Catholic Social Teaching Loving & Serving the Poor

One of the defining characteristics of the Catholic faith is its unwavering commitment to the poor and vulnerable. This commitment is not merely about providing charity, but about recognizing, loving, and serving Christ in those most in need.

Loving & Serving the Poor is a Christian duty

The Gospel of Matthew provides a profound illustration of this. "Truly I tell you, whatever you did for one of the least of these brothers and sisters of mine, you did for me" (Matthew 25:40). These words spoken by Jesus form the core of the Church's social mission. It is a call to see Christ in each person, especially those marginalized by society, and to respond with love.

The Church's concern for the poor is reflected in the Catechism of the Catholic Church. It states, "The Eucharist commits us to the poor. To receive in truth the Body and Blood of Christ given up for us, we must recognize Christ in the poorest, his brethren" (Catechism of the Catholic Church, 1397).

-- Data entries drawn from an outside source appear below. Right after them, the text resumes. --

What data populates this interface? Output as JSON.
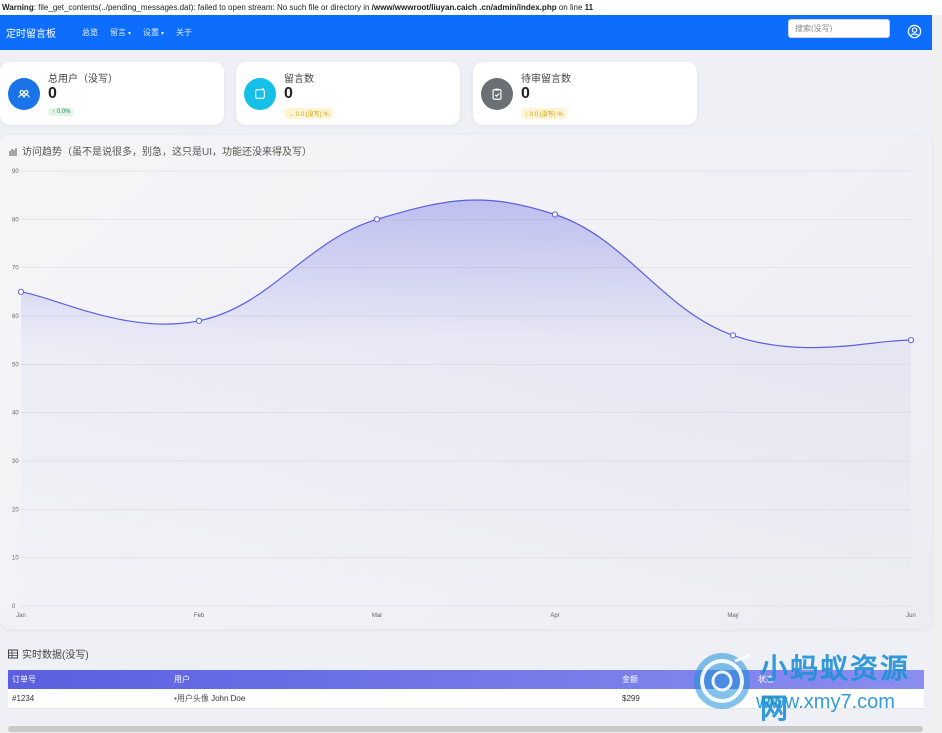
{
  "warning": {
    "label": "Warning",
    "message": ": file_get_contents(../pending_messages.dat): failed to open stream: No such file or directory in ",
    "path": "/www/wwwroot/liuyan.caich     .cn/admin/index.php",
    "on_line": " on line ",
    "line": "11"
  },
  "navbar": {
    "brand": "定时留言板",
    "links": [
      {
        "label": "总览",
        "active": true,
        "dropdown": false
      },
      {
        "label": "留言",
        "active": false,
        "dropdown": true
      },
      {
        "label": "设置",
        "active": false,
        "dropdown": true
      },
      {
        "label": "关于",
        "active": false,
        "dropdown": false
      }
    ],
    "search_placeholder": "搜索(没写)",
    "user_icon": "user-circle-icon"
  },
  "cards": [
    {
      "title": "总用户（没写）",
      "value": "0",
      "badge": "↑ 0.0%",
      "icon": "users-icon",
      "color": "#1a73e8",
      "badge_bg": "#e3f5ea",
      "badge_color": "#198754"
    },
    {
      "title": "留言数",
      "value": "0",
      "badge": "→ 0.0 (没写) %",
      "icon": "message-refresh-icon",
      "color": "#14c0e8",
      "badge_bg": "#fff5d6",
      "badge_color": "#c99a00"
    },
    {
      "title": "待审留言数",
      "value": "0",
      "badge": "↓ 0.0 (没写) %",
      "icon": "clipboard-check-icon",
      "color": "#6c6f73",
      "badge_bg": "#fff5d6",
      "badge_color": "#c99a00"
    }
  ],
  "chart": {
    "title": "访问趋势（虽不是说很多，别急，这只是UI，功能还没来得及写）",
    "icon": "bar-chart-icon"
  },
  "chart_data": {
    "type": "area",
    "categories": [
      "Jan",
      "Feb",
      "Mar",
      "Apr",
      "May",
      "Jun"
    ],
    "values": [
      65,
      59,
      80,
      81,
      56,
      55
    ],
    "ylim": [
      0,
      90
    ],
    "yticks": [
      0,
      10,
      20,
      30,
      40,
      50,
      60,
      70,
      80,
      90
    ],
    "line_color": "#5b5fe0",
    "grid": true,
    "legend": "none"
  },
  "table": {
    "title": "实时数据(没写)",
    "icon": "table-icon",
    "columns": [
      "订单号",
      "用户",
      "金额",
      "状态"
    ],
    "rows": [
      {
        "order": "#1234",
        "avatar_alt": "用户头像",
        "user": "John Doe",
        "amount": "$299",
        "status": "已完成"
      }
    ]
  },
  "watermark": {
    "cn": "小蚂蚁资源网",
    "url": "www.xmy7.com"
  }
}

The Catholic tradition is filled with saints who have been recognized for their exceptional love and service to the poor. These saints serve as examples and guides for us, showing us how to live out the Gospel call to love our neighbor. Here are just a few examples:

  • Saint Francis of Assisi: Known for his profound love for all of creation, St. Francis (1181-1226) dedicated his life to serving the poor. He famously renounced his family's wealth to live in poverty among those he served. His order, the Franciscans, continues his work of serving the poor and marginalized.
  • Saint Vincent de Paul: St. Vincent de Paul (1581-1660) was a French priest who dedicated his life to serving the poor. He founded the Congregation of the Mission, also known as the Vincentians, as well as the Ladies of Charity, both of which served the needs of the poor, sick, and marginalized.
  • Saint Teresa of Calcutta: Known around the world for her love and service of the poor, Mother Teresa (1910-1997) founded the Missionaries of Charity in Calcutta, India. She and her sisters provided food, medical help, and companionship to the poor, sick, and dying on the streets of Calcutta. She once said, "If you can't feed a hundred people, then feed just one."
  • Saint Elizabeth of Hungary: A princess and a mother, St. Elizabeth (1207-1231) is known for her deep care for the poor. Despite her royal status, she often served the poor directly, even baking bread for hundreds of the poorest in her kingdom.
  • Saint Martin de Porres: A lay brother of the Dominican order in Peru, St. Martin (1579–1639) was known for his tireless work on behalf of the poor. He established an orphanage and a children’s hospital. He is often depicted with a broom, to symbolize his belief that all work is noble.
  • Saint Damien of Molokai: Known as the "Apostle to the Lepers", St. Damien (1840-1889) spent 16 years caring for the physical, spiritual, and emotional needs of those in the leper colony of Molokai, Hawaii.
  • Saint Katharine Drexel: An American saint, St. Katharine Drexel (1858-1955) dedicated her life and her fortune to works of education and aid to the poor, especially Native Americans and African Americans. She founded the Sisters of the Blessed Sacrament to carry on this work.

These saints lived in different times and places, and their lives looked quite different. However, what they all had in common was a deep love for the poor and a commitment to serving them. They serve as an inspiration for all Catholics, calling us to look beyond ourselves and see Christ in those in need.